By Zenaida des Aubris
(Photo: Krzysztof Mystkowski)

The journey to Opera Lesna – literally translated as Forest Opera – is an experience in itself. From Gdansk by car, bike or bus, you arrive in the parking lot of the forest and have to make a a short pilgrimage to the site – yes, there is an unintended resemblance to approaching the hallowed halls of Bayreuth! In the evening, although it is the middle of summer, it is cool and those who have remembered to bring a jacket are well off.

Once you reach the site, there is a huge, temple-like structure that is open on all sides but covered by huge, permanent sails. This protects the stage and the audience from wind and weather. The stage is very wide and deep, and the pit can easily accommodate 110 musicians. What better place than here to stage “The Flying Dutchman” and “Turandot,” the two operas on the program this year?

The Flying Dutchman

The large, rusty-looking elements by Boris Kudlicka and Natalia Kitamikado dominate the stage and can be interpreted as sails, rocks or doors, depending on the location and lighting. In front of it is Daland’s ship – a round bathtub that rollicks back and forth according to the mood, the waves and the weather.

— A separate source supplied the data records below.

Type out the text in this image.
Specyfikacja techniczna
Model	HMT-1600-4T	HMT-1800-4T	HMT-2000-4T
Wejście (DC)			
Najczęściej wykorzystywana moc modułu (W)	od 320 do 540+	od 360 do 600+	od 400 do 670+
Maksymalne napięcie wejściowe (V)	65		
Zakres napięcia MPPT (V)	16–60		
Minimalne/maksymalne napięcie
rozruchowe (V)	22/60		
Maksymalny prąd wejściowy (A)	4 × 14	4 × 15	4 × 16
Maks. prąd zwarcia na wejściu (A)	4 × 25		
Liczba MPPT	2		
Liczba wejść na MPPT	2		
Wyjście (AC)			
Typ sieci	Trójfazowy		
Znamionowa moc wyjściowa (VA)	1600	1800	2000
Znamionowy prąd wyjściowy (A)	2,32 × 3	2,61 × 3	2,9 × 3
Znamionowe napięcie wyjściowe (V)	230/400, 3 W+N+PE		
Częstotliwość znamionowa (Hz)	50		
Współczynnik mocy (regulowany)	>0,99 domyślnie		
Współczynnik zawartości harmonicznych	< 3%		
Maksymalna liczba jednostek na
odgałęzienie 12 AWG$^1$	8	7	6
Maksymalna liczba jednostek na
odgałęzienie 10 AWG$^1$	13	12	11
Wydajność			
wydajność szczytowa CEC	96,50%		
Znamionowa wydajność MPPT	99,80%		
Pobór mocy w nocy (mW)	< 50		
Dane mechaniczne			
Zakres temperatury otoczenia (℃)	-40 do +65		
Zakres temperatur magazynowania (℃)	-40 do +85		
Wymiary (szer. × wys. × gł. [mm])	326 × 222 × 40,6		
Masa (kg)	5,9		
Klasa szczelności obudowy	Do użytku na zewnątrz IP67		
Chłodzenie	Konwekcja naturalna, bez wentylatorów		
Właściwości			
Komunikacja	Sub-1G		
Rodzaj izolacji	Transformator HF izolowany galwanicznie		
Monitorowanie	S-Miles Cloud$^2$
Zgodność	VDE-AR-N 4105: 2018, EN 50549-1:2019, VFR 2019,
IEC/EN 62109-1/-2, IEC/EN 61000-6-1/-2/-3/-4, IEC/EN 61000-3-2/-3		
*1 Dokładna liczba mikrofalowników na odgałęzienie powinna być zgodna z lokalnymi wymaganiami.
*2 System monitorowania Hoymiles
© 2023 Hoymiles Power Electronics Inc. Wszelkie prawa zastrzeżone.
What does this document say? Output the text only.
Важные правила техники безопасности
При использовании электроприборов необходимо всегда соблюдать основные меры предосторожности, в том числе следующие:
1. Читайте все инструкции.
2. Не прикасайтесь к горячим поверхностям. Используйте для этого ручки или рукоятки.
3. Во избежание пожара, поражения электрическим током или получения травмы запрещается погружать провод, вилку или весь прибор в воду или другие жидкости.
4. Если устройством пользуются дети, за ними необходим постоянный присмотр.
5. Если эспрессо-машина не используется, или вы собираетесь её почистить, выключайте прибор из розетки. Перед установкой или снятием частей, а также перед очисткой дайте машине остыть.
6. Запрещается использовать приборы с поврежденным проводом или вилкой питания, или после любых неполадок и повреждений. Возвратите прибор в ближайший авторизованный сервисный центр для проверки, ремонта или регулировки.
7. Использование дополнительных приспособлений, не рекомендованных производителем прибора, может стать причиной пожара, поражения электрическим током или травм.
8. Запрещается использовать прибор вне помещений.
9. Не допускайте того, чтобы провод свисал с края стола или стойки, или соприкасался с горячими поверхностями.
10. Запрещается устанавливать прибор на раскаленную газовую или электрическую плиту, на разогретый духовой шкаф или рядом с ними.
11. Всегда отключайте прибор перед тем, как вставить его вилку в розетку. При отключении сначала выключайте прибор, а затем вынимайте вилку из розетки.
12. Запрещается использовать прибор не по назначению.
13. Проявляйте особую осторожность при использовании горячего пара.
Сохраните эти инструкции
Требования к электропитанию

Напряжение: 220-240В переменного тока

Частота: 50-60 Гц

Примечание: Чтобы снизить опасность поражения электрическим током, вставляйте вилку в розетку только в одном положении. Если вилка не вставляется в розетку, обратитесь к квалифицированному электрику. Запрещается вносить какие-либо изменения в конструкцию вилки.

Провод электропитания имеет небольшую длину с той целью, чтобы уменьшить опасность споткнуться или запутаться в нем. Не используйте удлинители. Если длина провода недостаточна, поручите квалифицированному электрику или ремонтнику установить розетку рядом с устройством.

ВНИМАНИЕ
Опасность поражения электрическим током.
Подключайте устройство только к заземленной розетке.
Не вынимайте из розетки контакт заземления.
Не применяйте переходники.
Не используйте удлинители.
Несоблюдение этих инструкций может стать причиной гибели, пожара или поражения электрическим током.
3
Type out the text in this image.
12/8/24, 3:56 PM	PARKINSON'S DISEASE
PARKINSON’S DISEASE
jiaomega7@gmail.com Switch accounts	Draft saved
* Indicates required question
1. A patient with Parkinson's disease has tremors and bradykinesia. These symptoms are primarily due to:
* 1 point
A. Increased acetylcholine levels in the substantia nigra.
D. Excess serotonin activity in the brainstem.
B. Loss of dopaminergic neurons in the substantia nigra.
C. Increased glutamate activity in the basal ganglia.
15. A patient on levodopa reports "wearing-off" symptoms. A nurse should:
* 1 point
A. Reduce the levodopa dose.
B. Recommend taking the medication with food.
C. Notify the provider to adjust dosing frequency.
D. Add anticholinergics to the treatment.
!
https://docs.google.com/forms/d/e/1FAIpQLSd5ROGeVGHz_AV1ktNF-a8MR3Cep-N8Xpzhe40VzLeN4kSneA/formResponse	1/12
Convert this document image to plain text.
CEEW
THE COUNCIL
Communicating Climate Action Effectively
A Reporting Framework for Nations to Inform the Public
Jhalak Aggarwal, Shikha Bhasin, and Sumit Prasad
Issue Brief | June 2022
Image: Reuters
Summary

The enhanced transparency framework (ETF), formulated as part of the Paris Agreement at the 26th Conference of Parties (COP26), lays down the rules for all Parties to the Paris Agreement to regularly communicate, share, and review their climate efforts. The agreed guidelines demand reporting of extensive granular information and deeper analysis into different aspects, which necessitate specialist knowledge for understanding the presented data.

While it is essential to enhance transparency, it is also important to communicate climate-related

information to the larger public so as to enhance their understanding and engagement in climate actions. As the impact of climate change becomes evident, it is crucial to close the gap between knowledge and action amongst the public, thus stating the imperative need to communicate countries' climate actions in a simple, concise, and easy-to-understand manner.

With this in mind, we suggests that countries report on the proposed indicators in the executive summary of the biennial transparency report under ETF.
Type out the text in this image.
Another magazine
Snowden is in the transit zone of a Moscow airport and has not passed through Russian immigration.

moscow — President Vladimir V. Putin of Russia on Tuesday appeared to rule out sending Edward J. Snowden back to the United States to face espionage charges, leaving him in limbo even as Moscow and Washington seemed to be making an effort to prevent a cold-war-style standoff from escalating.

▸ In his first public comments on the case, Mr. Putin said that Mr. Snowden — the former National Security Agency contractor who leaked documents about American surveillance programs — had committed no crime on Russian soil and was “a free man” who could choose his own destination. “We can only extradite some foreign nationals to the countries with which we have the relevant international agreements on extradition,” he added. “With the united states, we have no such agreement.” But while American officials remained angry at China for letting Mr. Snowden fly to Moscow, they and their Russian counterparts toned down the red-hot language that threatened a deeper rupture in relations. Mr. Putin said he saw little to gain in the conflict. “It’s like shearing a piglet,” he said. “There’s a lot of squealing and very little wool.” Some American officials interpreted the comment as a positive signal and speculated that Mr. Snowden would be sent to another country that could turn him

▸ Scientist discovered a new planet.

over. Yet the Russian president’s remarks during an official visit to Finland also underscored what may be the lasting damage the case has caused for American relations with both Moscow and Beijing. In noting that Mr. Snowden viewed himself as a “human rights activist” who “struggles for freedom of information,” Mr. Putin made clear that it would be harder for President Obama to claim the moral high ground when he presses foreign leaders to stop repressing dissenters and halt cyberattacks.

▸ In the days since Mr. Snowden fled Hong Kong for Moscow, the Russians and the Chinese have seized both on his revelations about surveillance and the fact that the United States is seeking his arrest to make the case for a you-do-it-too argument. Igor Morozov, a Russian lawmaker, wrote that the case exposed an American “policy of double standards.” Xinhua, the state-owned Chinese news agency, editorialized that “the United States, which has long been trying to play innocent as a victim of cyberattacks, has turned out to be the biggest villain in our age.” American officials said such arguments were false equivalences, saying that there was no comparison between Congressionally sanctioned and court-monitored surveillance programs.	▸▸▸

For stage director Barbara Wisniewska, Daland is already getting on in years and needs a wheelchair, but as soon as the Dutchman’s riches are on display, this suddenly becomes unnecessary. Gold always succeeds, quite simply, in enchanting and seducing. In this production, the Dutchman appears elegantly dressed in white, as if he had just been dressed by an English gentleman’s outfitter for a country outing. Costume designer Dorota Roqueplo makes sure of this. His sea companions are fairy-like figures from centuries gone by, who are always scurrying around him in a stage-filling choreography by Jacek Przybylowicz. The Dutchman’s gold treasure is a huge gold bar that only his henchmen can move with ease. Ordinary mortals like Daland’s sailors cannot move the treasure an inch. Therein lies magic.

On this evening, Tomasz Konieczny, as the Dutchman, had to be announced as indisposed and was only able to get through the first act vocally. He remained to act on stage, but Oleksandr Pushniak sang from the side stage with a similarly voluminous timbre.

Rafał Siwek embodied the greedy father who is so quick to give his daughter away. Even with a microport and the appropriate amplification, he plays a Daland who is about to retire.

His daughter Senta, on the other hand, embodied by Vida Miknevičiūtė, is a self-confident young woman who knows what she wants and communicates it with a great, musically well-placed and simply beautiful soprano. Erik, as her spurned friend and rejected protector, is also excellently cast by tenor Dominik Sutowicz. Rafał Bartmiński, with his lanky stature but with a very secure tenor timbre, makes a convincing helmsman.   

The orchestra of the Baltic Opera in Gdansk, conducted by Yaroslav Shemet, played excellently in the pit. Here, too, there is a hint of acoustic amplification, but it is never intrusive or overdone.